In the official letter inviting EU leaders to the summit, Mr Tusk said: “The Withdrawal Agreement ensures that the rights of our citizens are fully protected, the peace process in Northern Ireland should not be affected, the UK will continue its payments to the EU budget during the transition period and legal certainty will be secured.
“Our negotiator has thereby managed to reduce the risks and losses resulting from the United Kingdom’s withdrawal from the European Union.
“The Political Declaration sets the direction as regards the future relations. We intend to work resolutely towards building the best possible relationship with the UK after Brexit, as friends and partners. And we will have around two years to work out and agree a precise framework for such cooperation.
“And if, in spite of our best efforts, additional time is needed to negotiate the future relationship, an extension of the transition period by up to two years will be possible. During these negotiations, no-one wanted to defeat anyone. We were all looking for a good and fair agreement.
“And I believe that we have finally found the best possible compromise.”

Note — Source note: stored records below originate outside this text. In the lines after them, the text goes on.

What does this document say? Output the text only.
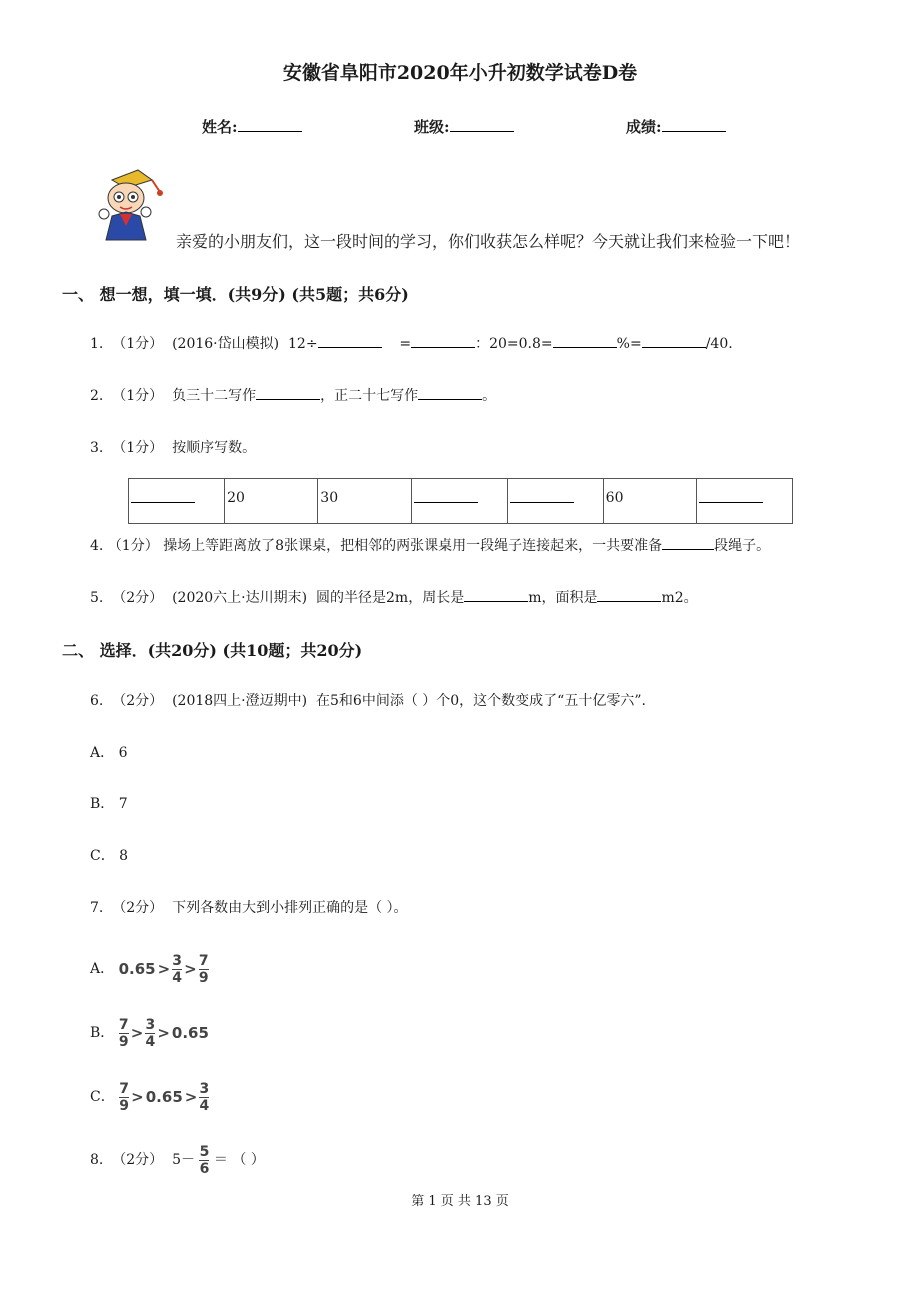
安徽省阜阳市2020年小升初数学试卷D卷
姓名:	班级:	成绩:
亲爱的小朋友们，这一段时间的学习，你们收获怎么样呢？今天就让我们来检验一下吧！
一、 想一想，填一填．(共9分) (共5题；共6分)
1. （1分） (2016·岱山模拟) 12÷	=	：20=0.8=	%=	/40.
2. （1分） 负三十二写作	，正二十七写作	。
3. （1分） 按顺序写数。
	20	30			60	
4. （1分） 操场上等距离放了8张课桌，把相邻的两张课桌用一段绳子连接起来，一共要准备	段绳子。
5. （2分） (2020六上·达川期末) 圆的半径是2m，周长是	m，面积是	m2。
二、 选择．(共20分) (共10题；共20分)
6. （2分） (2018四上·澄迈期中) 在5和6中间添（ ）个0，这个数变成了“五十亿零六”.
A． 6
B． 7
C． 8
7. （2分） 下列各数由大到小排列正确的是（ ）。
A． $0.65 > \frac{3}{4} > \frac{7}{9}$
B． $\frac{7}{9} > \frac{3}{4} > 0.65$
C． $\frac{7}{9} > 0.65 > \frac{3}{4}$
8. （2分） $5- \frac{5}{6}$ ＝ （ ）
第 1 页 共 13 页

Theresa May is now facing a tough 48 hours as she visits Brussels in hopes of winning other leaders of the 27 EU states around to her Brexit deal
Though the deal has been agreed in principle, with negotiators and at a political level, the other member states have now seen it and are being given an opportunity to air their views at the summit.
With that said, the outlook does not look entirely promising for Theresa May May, as some have already voiced some already concerns ahead of Sunday.
The PM is also due to meet with European Commission president Jean-Claude Juncker and president of the European Council, Donald Tusk, this evening.